Part 2: Short Answer

(20 points each)

In 4-6 sentences, answer both of the following questions.

1.  During the "Age of Exploration," monarchs sometimes gave companies that discovered new trading routes a monopoly on trade in the territory they discovered.  For example, if a firm discovered spices on Fiji, the king might forbid other firms from trading with Fiji.  Provide an efficiency rationale for such policies.  How convincing is the rationale?

You could think of monopoly trading routes as analogous to patents.  With a patent, you award inventors a monopoly to create an incentive to invent.  Similarly, giving discoverers a monopoly on what they discover creates an incentive to discover.  Otherwise, a firm might spend a lot of money to find a new spice source, only to find that their competitors quickly free ride off their investment.  Like a patent, the value of the monopoly depends on the value of the discovery; getting a trading monopoly on a barren island isn't worth much.  Overall, this rationale is at least somewhat convincing.  It depends on how effective "non-patent" incentives for exploration are.

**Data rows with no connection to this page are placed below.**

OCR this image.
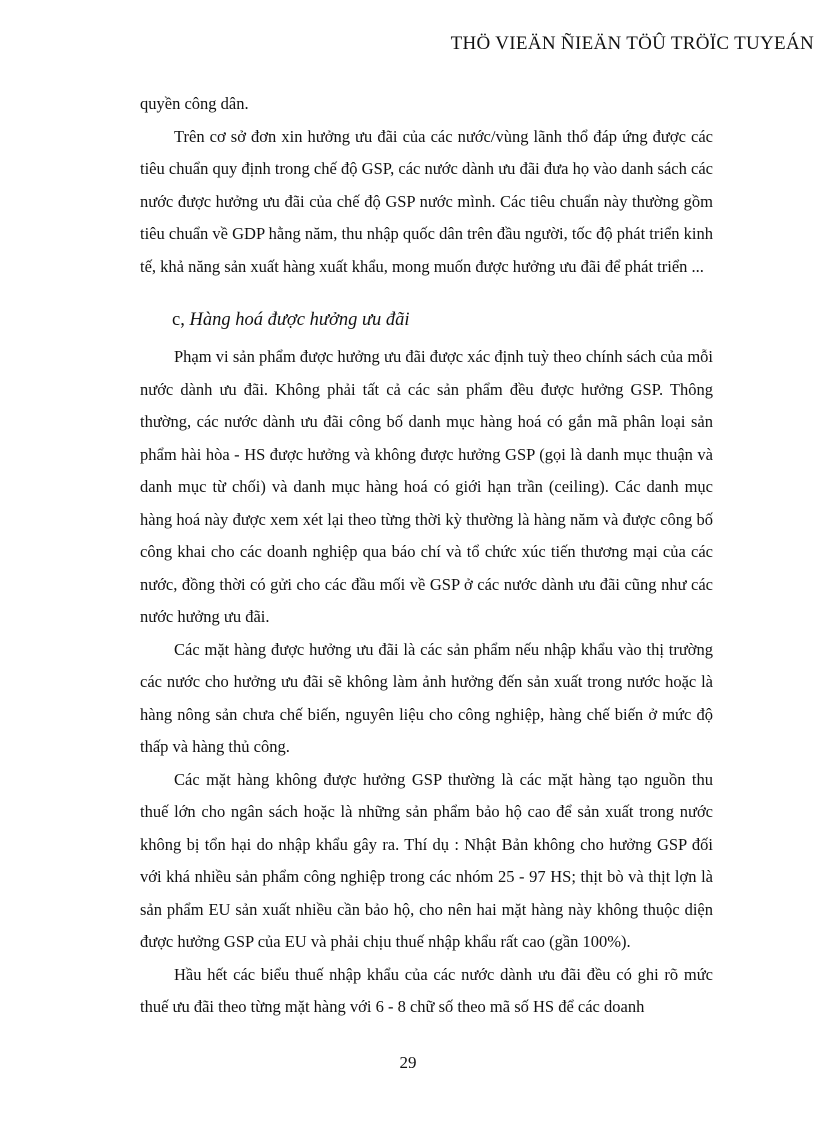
THÖ VIEÄN ÑIEÄN TÖÛ TRÖÏC TUYEÁN

quyền công dân.

Trên cơ sở đơn xin hưởng ưu đãi của các nước/vùng lãnh thổ đáp ứng được các tiêu chuẩn quy định trong chế độ GSP, các nước dành ưu đãi đưa họ vào danh sách các nước được hưởng ưu đãi của chế độ GSP nước mình. Các tiêu chuẩn này thường gồm tiêu chuẩn về GDP hằng năm, thu nhập quốc dân trên đầu người, tốc độ phát triển kinh tế, khả năng sản xuất hàng xuất khẩu, mong muốn được hưởng ưu đãi để phát triển ...

c, Hàng hoá được hưởng ưu đãi

Phạm vi sản phẩm được hưởng ưu đãi được xác định tuỳ theo chính sách của mỗi nước dành ưu đãi. Không phải tất cả các sản phẩm đều được hưởng GSP. Thông thường, các nước dành ưu đãi công bố danh mục hàng hoá có gắn mã phân loại sản phẩm hài hòa - HS được hưởng và không được hưởng GSP (gọi là danh mục thuận và danh mục từ chối) và danh mục hàng hoá có giới hạn trần (ceiling). Các danh mục hàng hoá này được xem xét lại theo từng thời kỳ thường là hàng năm và được công bố công khai cho các doanh nghiệp qua báo chí và tổ chức xúc tiến thương mại của các nước, đồng thời có gửi cho các đầu mối về GSP ở các nước dành ưu đãi cũng như các nước hưởng ưu đãi.

Các mặt hàng được hưởng ưu đãi là các sản phẩm nếu nhập khẩu vào thị trường các nước cho hưởng ưu đãi sẽ không làm ảnh hưởng đến sản xuất trong nước hoặc là hàng nông sản chưa chế biến, nguyên liệu cho công nghiệp, hàng chế biến ở mức độ thấp và hàng thủ công.

Các mặt hàng không được hưởng GSP thường là các mặt hàng tạo nguồn thu thuế lớn cho ngân sách hoặc là những sản phẩm bảo hộ cao để sản xuất trong nước không bị tổn hại do nhập khẩu gây ra. Thí dụ : Nhật Bản không cho hưởng GSP đối với khá nhiều sản phẩm công nghiệp trong các nhóm 25 - 97 HS; thịt bò và thịt lợn là sản phẩm EU sản xuất nhiều cần bảo hộ, cho nên hai mặt hàng này không thuộc diện được hưởng GSP của EU và phải chịu thuế nhập khẩu rất cao (gần 100%).

Hầu hết các biểu thuế nhập khẩu của các nước dành ưu đãi đều có ghi rõ mức thuế ưu đãi theo từng mặt hàng với 6 - 8 chữ số theo mã số HS để các doanh

29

2.  "The least plausible features in our composite description of organized crime are the alleged national and even international scale of operations and the alleged monopoly profits." (Posner, Economic Analysis of Law)

Explain Posner's arguments on these points.  Is he right?

Posner essentially argues that there are severe diseconomies of scale.  For one thing, organized crime focuses on wholesale and retail distribution, industries that normally have limited scale economies.  Furthermore, "the covert form that criminal enterprises are constrained to assume" to reduce the risk of prosecution push further toward decentralization.  Given this decentralization, then, earning monopoly profits will be difficult; collusion is hard for a small number of firms, but impossible for a large number.

Posner's arguments seem fairly sensible.  But at least in drugs, manufacturing - which normally has a bigger minimum efficient scale -  is also a major activity, along with wholesale and retail.  Big firms may also be more effective at reducing the probability and severity of punishment.  A firm big enough to bribe all of the judges in Chicago will find it easier to recruit workers than a small-time operation where the boss only knows a couple of judges.